Delinquencies on credit cards are escalating. Bankruptcies are moving to levels similar to 2007-2009. The private sector is getting hit!

One of the last elements of strength in the system was housing, and that has [also] gone through the floorboards now with debt service.

 What securities do you have in your portfolio at present?

Treasury securities of two years or less. When the worsening economic data unfolds at greater magnitude over the next 12-18 months, I would think that the 10-year could have a decent run. It could be easily 100 basis points lower, if not more.

However, with what’s going on with the totally out-of-control U.S. budget, would I lend long-term money to a profligate, irresponsible, uncontrolled borrower?

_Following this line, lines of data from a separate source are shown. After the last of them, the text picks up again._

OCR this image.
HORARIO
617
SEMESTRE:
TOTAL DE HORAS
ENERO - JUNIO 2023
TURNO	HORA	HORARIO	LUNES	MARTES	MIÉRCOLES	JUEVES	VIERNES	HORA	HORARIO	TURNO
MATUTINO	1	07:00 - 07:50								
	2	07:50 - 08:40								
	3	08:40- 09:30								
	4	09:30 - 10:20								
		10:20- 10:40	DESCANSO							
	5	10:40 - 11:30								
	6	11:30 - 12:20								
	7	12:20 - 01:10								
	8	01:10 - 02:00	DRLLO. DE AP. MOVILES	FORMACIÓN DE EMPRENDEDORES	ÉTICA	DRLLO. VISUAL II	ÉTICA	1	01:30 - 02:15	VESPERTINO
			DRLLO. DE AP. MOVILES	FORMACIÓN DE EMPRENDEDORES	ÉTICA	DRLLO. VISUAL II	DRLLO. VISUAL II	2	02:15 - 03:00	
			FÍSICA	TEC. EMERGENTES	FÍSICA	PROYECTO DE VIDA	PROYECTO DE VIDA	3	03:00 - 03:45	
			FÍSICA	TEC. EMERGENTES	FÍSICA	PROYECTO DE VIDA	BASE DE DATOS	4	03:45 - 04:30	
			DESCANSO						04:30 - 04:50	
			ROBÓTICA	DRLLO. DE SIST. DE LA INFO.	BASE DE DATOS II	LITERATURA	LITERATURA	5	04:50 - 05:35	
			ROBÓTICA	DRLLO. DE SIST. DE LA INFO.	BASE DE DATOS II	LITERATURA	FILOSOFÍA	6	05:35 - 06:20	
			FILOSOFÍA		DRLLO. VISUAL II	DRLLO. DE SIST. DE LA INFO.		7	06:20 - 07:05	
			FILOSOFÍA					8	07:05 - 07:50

I probably wouldn’t.

So people have to make the decision about what is likely to unfold over the course of the next two to 10 years.

Are you holding any securities from First Pacific Advisors, your former firm?

I’m still an owner of FPA New Income Fund. It effectively has a duration of less than two years — very short.

Broadly, what’s your advice to financial advisors about the economy and markets?

The greatest thing to focus on in the next decade is purchasing power. Let’s say that if bond yields average 5% — I think we’re there right now — could inflation average 7% over the next 10 years?

[If so], then you would have a penalty on purchasing power from equities.

What’s good to invest in for preserving purchasing power?

What are the most under-owned commodities? Hard assets. So I would fully expect that hard assts of various forms have a greater probability of maintaining some form of purchasing power.

Have you made any new numismatic acquisitions lately?

[During the Coinage of the Americas conference last month,] I acquired the Journal of the House of Representatives’ first session of the Second Congress in 1792. It’s on the original plain paper. Very rare.

This is when they established the first Mint of the U.S., specifying what our coinage should look like. 

That document seemed like a very nice addition to my Resolute Americana Collection, which is one of the finest collections of the very rare 1792 mint pattern coins [struck to evaluate a design, not circulate] of the United States that’s ever been assembled.